In his dissertation “Buying Democracy? The Political Economy of Foreign Aid, Power-Sharing Governments, and Post-Conflict Political Development,” Haaß examines the influence of development projects on the emergence of democratic institutions in the wake of civil wars. He showed that in countries dependent on development aid with coalition governments made up of the former civil war parties, democratic elections are often held quickly. However the old elites try other methods to prevent their loss of power, such as restricting the independence of the judiciary or favouring particular interest groups. In his work, Haaß highlights the ambivalent effects of power-sharing and the unintended consequences of development aid measures that promote democracy.
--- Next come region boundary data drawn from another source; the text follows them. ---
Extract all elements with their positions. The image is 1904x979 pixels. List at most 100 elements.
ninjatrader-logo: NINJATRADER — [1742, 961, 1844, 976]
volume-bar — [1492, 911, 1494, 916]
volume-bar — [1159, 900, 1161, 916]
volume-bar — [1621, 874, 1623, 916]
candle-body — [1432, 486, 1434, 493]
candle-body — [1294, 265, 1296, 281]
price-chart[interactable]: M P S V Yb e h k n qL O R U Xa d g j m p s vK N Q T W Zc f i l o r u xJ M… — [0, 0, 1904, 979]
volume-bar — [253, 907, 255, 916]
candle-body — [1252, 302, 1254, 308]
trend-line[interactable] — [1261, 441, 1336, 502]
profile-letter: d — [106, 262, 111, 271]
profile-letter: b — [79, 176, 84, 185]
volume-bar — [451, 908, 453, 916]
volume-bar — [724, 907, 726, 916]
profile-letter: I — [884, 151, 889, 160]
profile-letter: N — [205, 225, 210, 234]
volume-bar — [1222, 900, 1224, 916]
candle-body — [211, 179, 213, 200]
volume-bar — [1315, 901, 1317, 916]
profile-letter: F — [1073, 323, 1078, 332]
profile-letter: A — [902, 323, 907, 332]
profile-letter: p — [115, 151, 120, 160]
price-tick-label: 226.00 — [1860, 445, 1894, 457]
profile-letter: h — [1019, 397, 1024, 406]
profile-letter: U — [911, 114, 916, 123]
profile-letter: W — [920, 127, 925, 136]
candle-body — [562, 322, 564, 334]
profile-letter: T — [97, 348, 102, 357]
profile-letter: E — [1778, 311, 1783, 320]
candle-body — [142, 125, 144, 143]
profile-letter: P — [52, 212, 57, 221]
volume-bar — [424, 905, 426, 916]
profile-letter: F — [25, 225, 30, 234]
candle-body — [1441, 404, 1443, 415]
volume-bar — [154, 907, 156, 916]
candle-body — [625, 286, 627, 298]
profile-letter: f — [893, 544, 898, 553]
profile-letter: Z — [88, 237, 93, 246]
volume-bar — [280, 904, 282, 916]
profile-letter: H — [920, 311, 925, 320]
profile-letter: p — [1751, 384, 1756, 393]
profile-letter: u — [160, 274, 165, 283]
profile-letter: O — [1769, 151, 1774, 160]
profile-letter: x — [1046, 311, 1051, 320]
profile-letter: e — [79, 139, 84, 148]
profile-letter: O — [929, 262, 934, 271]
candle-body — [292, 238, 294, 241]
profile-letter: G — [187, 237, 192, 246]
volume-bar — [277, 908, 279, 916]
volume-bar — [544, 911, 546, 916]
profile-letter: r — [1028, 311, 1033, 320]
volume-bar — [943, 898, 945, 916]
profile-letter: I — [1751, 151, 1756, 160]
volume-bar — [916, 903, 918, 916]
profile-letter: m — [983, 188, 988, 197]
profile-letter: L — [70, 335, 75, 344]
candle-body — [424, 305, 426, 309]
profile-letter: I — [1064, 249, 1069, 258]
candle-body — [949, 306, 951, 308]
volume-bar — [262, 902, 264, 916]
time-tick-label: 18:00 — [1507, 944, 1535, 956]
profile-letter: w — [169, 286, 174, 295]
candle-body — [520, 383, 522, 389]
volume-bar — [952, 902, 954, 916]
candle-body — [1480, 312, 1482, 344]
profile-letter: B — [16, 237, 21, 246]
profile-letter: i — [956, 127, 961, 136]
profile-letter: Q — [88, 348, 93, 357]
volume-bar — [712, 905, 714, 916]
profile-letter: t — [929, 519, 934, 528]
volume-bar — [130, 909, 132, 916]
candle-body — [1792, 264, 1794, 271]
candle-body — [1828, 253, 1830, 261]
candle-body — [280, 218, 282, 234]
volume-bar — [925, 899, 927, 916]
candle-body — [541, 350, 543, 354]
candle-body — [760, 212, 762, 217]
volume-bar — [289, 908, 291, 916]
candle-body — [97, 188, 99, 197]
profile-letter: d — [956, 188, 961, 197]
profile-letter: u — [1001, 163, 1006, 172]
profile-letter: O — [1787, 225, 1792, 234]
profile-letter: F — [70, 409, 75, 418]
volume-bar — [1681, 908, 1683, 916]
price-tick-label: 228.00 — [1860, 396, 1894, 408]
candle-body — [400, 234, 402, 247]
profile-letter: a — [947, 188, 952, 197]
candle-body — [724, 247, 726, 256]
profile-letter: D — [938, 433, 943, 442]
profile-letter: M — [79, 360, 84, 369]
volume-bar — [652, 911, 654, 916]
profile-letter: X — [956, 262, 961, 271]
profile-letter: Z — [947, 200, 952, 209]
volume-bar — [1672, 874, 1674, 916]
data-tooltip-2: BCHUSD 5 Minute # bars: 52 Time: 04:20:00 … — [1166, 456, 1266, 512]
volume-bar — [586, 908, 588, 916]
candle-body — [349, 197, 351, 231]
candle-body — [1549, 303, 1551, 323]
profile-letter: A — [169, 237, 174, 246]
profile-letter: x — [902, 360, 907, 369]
As a possible way out, Haaß outlines the vital need to promote civil society programmes in order to anchor responsibility for the democratisation process as broadly as possible in society.
Haaß’s doctoral thesis was prepared within the framework of the project “Institutions for Sustainable Peace – Comparing Institutional Options for Divided Societies and Post-Conflict Countries," which was acquired by the GIGA and funded by the Leibniz Association. In addition to the Leibniz Dissertation Award, Haaß also received the third junior researcher prize (2018) of the German Economic Association Verein für Socialpolitik and the KfW Development Bank, as well as the doctoral prize of the University of Greifswal (in 2018) for his outstanding research.
Haaß is currently engaged in the DFG project “The Anatomy of Repression in Authoritarian States – Micro-Level Analyses of the Security Forces of the Former German Democratic Republic,” taking place at the GIGA.
The Leibniz Dissertation Award is granted annually for the best doctoral theses from Leibniz Institutes in the categories “Humanities and Social Sciences” and “Natural and Technical Sciences.” In addition to an outstanding evaluation, the award-winning works must be distinguished by their interdisciplinary significance, real-world application and relevance, as well as by publication in specialist journals or presentation at specialist conferences. The endowment for each award is EUR 3,000. The winners are selected by an 11-member Leibniz Prize jury, consisting of public figures and leading scientists and chaired by Leibniz President Matthias Kleiner, from the proposals of the scientific sections of the Leibniz Association.